– Отец, если я твой сын, то желаю принять ислам. Я стану мусульманином, и мне откроется истина, которой ты придерживаешься, и ложь, которой ты сторонишься. Я предам свой лик Аллаху, Господу миров, и не буду причастен ни к какой другой вере, противной исламу!
В тот же день отец направил его к мулле-хазрату[39]. Геворг думал, что идёт по праведному пути и не будет греха в том, если он станет близок с ханбикой, раз он принял её веру. Долго лелеемое тщеславие привело его к безумным, несбыточным мыслям. Но хрупкий дворец мечтаний, воздвигаемый им, рухнул в одночасье от беспощадных слов Гаухаршад. Геворг ощутил себя преданным и обманутым любимой девушкой и собственным отцом.
Ханбика изнемогла от страстных утех. Она откинулась на шкуры и томно простонала:
– О, как я хочу пить!
Турыиш поднёс к её губам глиняную чашу с родниковой водой. Она глотала с жадностью, обливалась и смеялась над своей неловкостью. Юзбаши с улыбкой любовался её детской непосредственностью. Мгновение назад эта девушка превратилась в его руках в женщину, и он не знал, радовало его или угнетало это обстоятельство. А она и не желала давать ему передышки и времени на бесполезные раздумья, отшвырнула чашку и вновь протянула руки, требовательно позвав:
– Иди же ко мне! Позволь мне умереть в твоих объятьях, любимый мой…
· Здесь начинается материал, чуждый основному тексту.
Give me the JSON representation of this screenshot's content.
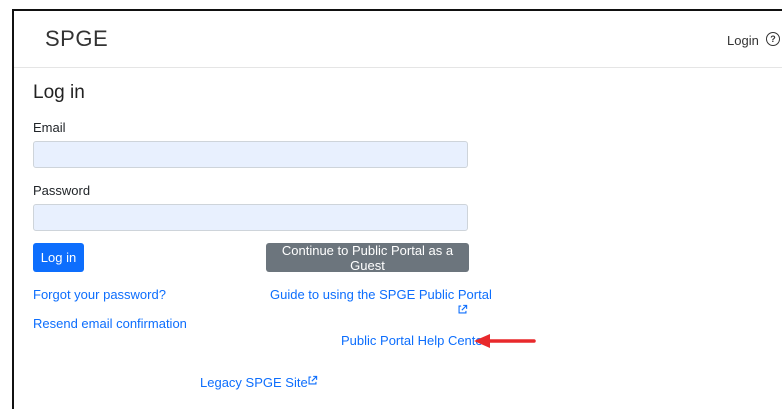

Геворг приник к оконцу, не в силах отвести взгляда от пляшущих бликов пламени, гудящего в очаге, и от сплетённых в любовной схватке тел. Лицо его онемело, свелось судорогой отчаяния, а руки вцепились в кинжал, когда-то подаренный отцом. Он с трудом заставил себя отойти в сторону, упал на колени и принялся молиться, и, лишь закончив молитву, понял, что молился не тому богу, и не те молитвы, каким учил его мудрый хазрат, возносил в темнеющие небеса.
Глава 7
На следующее утро юноша попросил отца отпустить его в Казань.
– Что же ты будешь там делать? – недоумённо вопрошал сына Турыиш.
– Меня мучают раздумья о жизни моей, – опуская взгляд, промолвил Геворг. – Я не совершил дел, угодных Аллаху, мои помыслы ничтожны перед престолом Всевышнего.
– Куда же ты направишь свой путь?
Геворг молчал, избегая смотреть в глаза отца.
– Сын мой, к чему совать ногу в стремя, если не желаешь вскочить на коня? Отчего бы тебе не остаться здесь? Пройдёт месяц, и с помощью Всевышнего мы покинем это пристанище. Весь мир будет открыт перед тобой.
Геворг тряхнул головой, словно отгонял видение, возникшее перед его взором:
– Я желаю ехать сейчас. Дозвольте, отец, я вернусь в столицу и займусь науками. Путь воина не для меня…
Турыиш тяжело вздохнул:
– Ты возмужал, Геворг, стал взрослым. Я не могу и далее распоряжаться твоей судьбой. Одно беспокоит моё сердце: наши дороги могут разойтись навсегда.
– Аллах велик, – быстро отвечал юноша, – в его воле даровать нам встречу.
Глухой стук копыт коня, который унёс Геворга, давно уже затих на лесной, подмёрзшей за ночь тропе, а Турыиш всё ещё смотрел вослед, словно силился разглядеть среди темнеющих деревьев силуэт сына. Гаухаршад неслышно подошла к нему, коснулась рукава тёплого бешмета своего возлюбленного:
– Ты его отпустил?
– Он уже вырос, моя госпожа, и я не могу вечно удерживать его рядом. Боюсь, я так и не смог стать ему хорошим отцом.
Она, заглянув в страдающие глаза, прошептала тихо:
– Расскажи…
Турыиш никому не рассказывал, когда и как в его жизни появился сын. Но ей, юной женщине, подарившей ему самые лучшие мгновения жизни, захотел поведать обо всём. В жарко натопленном домике он притянул Гаухаршад к себе:
– Повелительнице самое место в моих объятьях. – Поцеловал ласково и переспросил: – Госпожа, желает ли ваше сердце, чтобы я донёс до вас эту грустную историю?